Anna: "Erste, einzelne Belege für Fastnachtsfeiern gibt es aus dem 13. Jahrhundert. Im 14. Jahrhundert hat sich die Fastnacht dann etabliert und erlebt in den Städten eine erste Blüte. Es gab Turnierveranstaltungen des Adels, Festessen und Maskenumgänge. Wie diese ausgesehen haben, kann man sich in den Bilderchroniken des Nürnberger Schembartlaufes anschauen. 

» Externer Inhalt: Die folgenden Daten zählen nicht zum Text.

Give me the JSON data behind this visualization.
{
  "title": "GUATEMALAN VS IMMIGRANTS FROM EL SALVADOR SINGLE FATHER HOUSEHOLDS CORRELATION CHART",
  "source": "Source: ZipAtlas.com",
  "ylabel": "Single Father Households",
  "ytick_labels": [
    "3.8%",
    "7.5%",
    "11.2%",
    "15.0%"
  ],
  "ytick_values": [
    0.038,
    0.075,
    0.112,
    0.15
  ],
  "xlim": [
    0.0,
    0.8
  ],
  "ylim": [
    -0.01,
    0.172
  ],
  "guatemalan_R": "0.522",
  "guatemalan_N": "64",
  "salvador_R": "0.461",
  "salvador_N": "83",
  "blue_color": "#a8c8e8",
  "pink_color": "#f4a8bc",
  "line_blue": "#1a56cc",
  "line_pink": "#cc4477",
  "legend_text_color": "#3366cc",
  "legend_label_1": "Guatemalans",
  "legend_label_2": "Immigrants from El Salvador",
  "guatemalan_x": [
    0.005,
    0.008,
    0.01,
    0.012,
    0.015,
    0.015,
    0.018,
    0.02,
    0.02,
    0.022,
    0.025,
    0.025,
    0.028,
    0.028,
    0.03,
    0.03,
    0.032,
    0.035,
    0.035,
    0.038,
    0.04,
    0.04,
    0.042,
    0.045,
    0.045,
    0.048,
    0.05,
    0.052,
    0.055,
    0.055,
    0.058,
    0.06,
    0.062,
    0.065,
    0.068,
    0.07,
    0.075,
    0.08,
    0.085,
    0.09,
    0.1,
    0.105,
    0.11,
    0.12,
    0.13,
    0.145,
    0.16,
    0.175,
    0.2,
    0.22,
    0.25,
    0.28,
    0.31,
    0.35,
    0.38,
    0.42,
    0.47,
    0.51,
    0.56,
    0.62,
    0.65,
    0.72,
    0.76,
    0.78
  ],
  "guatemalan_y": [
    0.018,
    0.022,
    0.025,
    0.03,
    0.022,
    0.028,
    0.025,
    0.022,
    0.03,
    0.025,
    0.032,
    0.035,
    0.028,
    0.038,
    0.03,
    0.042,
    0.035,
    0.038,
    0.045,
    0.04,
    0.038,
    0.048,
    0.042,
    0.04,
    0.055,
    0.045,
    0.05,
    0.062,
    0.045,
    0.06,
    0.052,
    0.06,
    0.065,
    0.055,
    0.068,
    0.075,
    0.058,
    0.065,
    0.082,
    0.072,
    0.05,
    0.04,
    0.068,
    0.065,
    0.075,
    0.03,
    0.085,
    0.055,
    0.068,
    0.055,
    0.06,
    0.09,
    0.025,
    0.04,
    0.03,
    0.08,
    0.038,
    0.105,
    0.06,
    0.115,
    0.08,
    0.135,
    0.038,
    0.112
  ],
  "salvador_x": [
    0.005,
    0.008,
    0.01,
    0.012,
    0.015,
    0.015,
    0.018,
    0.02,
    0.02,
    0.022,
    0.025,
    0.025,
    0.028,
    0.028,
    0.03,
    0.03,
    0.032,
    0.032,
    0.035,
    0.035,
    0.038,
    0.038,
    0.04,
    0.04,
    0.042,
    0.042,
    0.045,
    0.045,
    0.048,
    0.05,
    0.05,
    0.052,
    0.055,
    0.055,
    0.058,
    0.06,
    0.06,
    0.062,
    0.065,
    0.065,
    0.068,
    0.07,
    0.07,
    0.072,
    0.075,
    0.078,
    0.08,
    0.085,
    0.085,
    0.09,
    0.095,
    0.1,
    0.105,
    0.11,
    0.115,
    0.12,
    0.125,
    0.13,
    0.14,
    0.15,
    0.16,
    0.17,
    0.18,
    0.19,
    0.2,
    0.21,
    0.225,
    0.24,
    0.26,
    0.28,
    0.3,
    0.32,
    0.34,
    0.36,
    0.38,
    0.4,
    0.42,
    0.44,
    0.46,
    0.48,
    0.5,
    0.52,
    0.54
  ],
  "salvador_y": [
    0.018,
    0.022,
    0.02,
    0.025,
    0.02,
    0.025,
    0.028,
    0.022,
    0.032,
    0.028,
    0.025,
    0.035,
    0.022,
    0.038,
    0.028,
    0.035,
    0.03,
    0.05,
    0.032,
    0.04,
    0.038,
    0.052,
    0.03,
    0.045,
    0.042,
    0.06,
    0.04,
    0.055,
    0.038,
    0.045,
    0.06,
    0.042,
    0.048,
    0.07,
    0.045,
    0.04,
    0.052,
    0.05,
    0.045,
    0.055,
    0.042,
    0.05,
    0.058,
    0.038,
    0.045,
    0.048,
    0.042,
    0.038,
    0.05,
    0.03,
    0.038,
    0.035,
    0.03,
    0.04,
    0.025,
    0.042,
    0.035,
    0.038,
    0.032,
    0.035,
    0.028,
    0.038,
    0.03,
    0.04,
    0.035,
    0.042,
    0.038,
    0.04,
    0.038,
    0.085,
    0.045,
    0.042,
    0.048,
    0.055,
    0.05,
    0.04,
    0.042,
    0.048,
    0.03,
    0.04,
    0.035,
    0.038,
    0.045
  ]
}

link/ https://de.wikipedia.org/wiki/Schembartlauf
Die Schembartläufer stellten die Anführer eines Handwerkeraufstandes dar und galten als solche als Personifikationsallegorien der vom Teufel verkerkehrten Aufständischen. Sie zogen Kostüme an, die verschiedene Laster versinnbildlichten wir Spielleidenschaft, Wollust, Geiz. Außerdem führten sie sogenannte "Höllen" mit sich, Schlitten, auf denen entsprechende Motive dargestellt wurden. Sinn solcher Veranstaltungen war, zu zeigen, was "des Teufels" ist, um das Volk wirkungsvoller zur Umkehr (Fastenzeit) zu motivieren.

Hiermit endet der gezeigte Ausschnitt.